A language with a somewhat latinate case system, say nominative, genitive, accusative, dative, ablative.
This language descends from a clearly ergative stage, where the ergative case, as in many ergative languages, was identical to the genitive. The indefinite and the intransitive subject are both in the nominative. However, definite third person transitive subjects still are marked by the genitive, except for the pronouns.
The genitive/nominative distinction has carried over to the third person pronouns, but in the pronominal system, a genitive subject is obviative and a nominative one proximative. Genitive 1st and 2nd person subjects tend to mark seriousness.
The accusative is used to mark the object of verbs deemed not beneficial to the first or the second person, sometimes even a third person of personal relevance to either; the pragmatics and sociolinguistics of when the first or second person is relevant are slightly complicated.
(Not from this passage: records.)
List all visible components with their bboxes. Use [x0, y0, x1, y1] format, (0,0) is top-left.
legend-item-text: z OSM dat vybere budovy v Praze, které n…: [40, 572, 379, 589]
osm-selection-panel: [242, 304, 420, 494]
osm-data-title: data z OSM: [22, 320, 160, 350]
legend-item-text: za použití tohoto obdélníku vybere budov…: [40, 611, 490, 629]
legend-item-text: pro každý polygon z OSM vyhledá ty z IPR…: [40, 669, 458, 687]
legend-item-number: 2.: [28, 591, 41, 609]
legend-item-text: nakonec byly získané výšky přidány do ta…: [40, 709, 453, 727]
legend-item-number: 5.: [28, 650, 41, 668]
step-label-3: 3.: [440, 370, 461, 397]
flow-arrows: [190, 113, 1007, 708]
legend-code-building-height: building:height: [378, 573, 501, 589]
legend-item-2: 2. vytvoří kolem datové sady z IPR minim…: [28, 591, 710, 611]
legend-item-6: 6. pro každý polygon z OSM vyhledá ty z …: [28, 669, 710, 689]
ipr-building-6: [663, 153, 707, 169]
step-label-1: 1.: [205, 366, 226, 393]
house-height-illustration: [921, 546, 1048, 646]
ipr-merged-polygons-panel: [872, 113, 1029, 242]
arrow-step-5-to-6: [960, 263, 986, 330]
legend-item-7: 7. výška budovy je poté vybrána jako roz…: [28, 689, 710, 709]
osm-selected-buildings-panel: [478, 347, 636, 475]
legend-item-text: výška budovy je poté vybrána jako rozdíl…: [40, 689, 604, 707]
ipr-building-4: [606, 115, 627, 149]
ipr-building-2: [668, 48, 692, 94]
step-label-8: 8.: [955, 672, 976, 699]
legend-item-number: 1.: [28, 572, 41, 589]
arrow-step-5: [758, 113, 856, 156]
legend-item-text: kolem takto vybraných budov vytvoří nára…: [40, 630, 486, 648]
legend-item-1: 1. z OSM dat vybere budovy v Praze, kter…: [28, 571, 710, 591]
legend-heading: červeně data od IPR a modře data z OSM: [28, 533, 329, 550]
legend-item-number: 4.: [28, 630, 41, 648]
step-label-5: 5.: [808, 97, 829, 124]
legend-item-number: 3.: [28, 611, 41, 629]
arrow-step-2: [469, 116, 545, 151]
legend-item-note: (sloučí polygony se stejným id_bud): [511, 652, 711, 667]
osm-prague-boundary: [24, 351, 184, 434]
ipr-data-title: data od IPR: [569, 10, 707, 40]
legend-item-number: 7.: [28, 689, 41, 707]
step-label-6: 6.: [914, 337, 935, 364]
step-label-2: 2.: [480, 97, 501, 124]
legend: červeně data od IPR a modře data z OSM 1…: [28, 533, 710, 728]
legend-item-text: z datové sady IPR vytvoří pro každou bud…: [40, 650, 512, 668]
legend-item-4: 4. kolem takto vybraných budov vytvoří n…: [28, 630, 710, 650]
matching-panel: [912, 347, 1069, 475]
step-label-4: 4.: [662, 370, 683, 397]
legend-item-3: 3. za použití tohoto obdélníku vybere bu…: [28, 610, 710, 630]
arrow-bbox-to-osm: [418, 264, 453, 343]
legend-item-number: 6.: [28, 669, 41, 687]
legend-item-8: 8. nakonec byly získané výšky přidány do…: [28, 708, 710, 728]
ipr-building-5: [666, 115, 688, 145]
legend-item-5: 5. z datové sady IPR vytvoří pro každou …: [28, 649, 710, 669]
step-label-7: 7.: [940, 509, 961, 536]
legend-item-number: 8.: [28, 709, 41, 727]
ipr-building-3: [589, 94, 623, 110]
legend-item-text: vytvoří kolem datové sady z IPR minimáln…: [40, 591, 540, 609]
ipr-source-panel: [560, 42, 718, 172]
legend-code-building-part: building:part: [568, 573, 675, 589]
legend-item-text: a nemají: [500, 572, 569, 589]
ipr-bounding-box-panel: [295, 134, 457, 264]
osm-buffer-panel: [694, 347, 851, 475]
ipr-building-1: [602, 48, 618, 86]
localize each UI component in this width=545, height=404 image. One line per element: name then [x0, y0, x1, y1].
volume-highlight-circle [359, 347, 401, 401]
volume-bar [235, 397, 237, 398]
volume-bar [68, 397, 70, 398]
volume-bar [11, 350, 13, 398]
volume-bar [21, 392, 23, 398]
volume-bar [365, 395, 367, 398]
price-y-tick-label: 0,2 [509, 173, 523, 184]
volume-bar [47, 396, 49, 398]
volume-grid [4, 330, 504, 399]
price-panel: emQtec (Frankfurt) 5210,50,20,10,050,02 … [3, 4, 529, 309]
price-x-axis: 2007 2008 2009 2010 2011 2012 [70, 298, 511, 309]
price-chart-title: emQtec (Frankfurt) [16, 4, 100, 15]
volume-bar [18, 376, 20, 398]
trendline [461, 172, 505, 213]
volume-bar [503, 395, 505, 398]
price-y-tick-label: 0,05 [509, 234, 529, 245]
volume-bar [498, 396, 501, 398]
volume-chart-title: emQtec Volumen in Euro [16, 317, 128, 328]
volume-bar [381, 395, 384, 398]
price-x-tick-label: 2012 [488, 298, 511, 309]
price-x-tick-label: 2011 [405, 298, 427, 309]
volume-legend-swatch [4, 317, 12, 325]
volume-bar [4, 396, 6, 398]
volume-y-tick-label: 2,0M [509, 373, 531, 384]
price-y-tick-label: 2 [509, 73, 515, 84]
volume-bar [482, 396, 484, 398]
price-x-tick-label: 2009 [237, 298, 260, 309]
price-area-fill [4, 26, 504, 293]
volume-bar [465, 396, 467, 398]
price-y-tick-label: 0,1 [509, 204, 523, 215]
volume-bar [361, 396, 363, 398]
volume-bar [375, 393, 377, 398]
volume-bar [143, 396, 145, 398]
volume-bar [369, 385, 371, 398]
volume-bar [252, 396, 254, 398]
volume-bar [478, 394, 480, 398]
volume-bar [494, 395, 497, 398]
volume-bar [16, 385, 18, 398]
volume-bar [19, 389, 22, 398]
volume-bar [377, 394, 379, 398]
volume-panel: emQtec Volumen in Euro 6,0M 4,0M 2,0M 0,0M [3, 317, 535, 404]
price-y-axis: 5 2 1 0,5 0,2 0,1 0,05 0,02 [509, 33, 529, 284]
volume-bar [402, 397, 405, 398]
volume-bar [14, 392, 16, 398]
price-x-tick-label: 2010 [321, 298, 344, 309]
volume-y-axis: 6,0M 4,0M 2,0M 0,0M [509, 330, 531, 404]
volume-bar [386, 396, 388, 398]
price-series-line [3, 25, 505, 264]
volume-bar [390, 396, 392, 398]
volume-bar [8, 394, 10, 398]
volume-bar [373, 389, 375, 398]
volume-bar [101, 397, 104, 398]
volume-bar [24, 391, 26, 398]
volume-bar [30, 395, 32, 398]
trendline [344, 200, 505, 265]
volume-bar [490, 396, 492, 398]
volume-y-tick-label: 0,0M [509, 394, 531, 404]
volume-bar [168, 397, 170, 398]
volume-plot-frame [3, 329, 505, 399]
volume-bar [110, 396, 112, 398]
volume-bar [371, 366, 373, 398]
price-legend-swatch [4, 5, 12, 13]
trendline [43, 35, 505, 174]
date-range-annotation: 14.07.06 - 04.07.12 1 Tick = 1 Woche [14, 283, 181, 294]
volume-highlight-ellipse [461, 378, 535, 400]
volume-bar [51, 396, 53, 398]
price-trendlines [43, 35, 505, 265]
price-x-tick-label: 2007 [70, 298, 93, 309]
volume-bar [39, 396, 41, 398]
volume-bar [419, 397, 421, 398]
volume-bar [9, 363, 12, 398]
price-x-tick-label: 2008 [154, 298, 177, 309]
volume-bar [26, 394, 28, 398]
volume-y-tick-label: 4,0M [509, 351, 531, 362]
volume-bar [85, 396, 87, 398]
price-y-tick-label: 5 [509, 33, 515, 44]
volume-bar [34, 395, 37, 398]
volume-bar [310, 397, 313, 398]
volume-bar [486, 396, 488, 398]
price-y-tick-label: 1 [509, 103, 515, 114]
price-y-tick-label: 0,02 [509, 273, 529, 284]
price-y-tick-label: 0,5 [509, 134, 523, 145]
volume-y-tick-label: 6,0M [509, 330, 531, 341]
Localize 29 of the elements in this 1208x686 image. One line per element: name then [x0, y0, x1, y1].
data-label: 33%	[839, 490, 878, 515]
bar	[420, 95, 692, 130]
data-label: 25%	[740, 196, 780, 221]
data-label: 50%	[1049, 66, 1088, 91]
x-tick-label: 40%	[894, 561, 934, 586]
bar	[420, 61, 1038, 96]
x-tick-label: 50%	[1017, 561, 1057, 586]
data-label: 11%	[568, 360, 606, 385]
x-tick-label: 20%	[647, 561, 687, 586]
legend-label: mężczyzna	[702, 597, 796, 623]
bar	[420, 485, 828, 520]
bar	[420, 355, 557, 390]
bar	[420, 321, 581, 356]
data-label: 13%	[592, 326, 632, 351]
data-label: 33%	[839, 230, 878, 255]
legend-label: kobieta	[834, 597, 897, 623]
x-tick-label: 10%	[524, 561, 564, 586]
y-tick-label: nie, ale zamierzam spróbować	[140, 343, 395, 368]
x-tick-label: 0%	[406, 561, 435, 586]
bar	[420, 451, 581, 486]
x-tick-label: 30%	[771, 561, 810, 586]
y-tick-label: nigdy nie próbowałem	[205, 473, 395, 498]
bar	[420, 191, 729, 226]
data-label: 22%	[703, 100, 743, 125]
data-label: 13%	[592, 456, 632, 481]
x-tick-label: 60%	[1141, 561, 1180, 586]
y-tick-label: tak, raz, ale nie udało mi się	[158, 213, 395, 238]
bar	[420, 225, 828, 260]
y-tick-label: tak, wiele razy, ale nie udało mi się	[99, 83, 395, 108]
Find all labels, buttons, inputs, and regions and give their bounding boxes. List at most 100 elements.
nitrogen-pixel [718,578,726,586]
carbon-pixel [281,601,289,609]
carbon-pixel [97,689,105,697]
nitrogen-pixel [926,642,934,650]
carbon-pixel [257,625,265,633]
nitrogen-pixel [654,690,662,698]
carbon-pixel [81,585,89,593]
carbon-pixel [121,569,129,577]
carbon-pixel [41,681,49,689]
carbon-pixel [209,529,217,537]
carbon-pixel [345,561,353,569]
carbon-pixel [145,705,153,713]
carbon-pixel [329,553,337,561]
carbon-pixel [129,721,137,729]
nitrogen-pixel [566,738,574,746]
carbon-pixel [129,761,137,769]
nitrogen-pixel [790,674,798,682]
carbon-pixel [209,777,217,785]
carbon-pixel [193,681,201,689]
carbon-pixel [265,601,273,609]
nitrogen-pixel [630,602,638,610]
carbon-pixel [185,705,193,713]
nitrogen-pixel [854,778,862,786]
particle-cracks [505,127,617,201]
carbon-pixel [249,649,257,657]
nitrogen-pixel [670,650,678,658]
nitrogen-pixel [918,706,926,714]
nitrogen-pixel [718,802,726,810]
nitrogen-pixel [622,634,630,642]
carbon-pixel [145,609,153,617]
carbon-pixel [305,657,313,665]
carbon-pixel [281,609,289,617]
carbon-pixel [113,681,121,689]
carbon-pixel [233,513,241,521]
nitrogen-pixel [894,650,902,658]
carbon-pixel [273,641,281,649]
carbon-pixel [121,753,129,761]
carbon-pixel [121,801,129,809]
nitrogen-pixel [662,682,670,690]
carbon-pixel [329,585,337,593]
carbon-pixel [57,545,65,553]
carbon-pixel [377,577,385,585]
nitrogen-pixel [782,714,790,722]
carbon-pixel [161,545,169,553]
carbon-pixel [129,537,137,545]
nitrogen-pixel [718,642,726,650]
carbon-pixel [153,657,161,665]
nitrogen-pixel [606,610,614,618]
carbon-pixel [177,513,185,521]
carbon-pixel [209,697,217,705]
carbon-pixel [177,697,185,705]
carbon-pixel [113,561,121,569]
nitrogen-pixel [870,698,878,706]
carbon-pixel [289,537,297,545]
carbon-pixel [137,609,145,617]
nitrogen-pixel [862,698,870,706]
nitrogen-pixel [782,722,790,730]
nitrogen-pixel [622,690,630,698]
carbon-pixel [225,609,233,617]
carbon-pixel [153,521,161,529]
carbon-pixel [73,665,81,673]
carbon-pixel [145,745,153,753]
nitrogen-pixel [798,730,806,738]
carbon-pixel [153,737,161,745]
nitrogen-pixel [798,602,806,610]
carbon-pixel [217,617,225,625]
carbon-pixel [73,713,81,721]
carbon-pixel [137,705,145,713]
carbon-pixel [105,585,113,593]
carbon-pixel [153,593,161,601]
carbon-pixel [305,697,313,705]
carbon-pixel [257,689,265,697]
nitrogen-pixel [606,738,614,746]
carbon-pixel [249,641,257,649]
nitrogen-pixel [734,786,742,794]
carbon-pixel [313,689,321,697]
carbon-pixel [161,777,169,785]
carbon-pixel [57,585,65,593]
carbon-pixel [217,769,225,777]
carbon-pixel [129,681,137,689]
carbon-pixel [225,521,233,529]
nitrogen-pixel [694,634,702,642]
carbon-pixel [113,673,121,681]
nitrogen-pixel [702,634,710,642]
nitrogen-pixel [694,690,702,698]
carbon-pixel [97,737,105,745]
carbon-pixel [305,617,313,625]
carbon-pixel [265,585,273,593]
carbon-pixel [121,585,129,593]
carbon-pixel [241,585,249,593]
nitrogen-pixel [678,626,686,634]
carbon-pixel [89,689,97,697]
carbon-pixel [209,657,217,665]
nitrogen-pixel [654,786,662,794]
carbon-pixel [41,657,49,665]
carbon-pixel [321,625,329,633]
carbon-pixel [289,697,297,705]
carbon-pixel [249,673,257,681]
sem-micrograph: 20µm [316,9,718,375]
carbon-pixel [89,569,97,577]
Beneficial or neutral objects tend to be marked with the dative.
The verb has the following set of forms: [singular, plural] x [1st, 2nd, 3rd] + [3rd II], where II just serves to disambiguate it from the explicitly 3rd person singular one; 3rd person II is used both with singular and plural indefinite subjects, some definite subjects under some circumstances, as well as with subjectless verbs. It has a smaller set of TAM-distinctions than the other persons, and cannot combine with auxiliaries to the same extent either.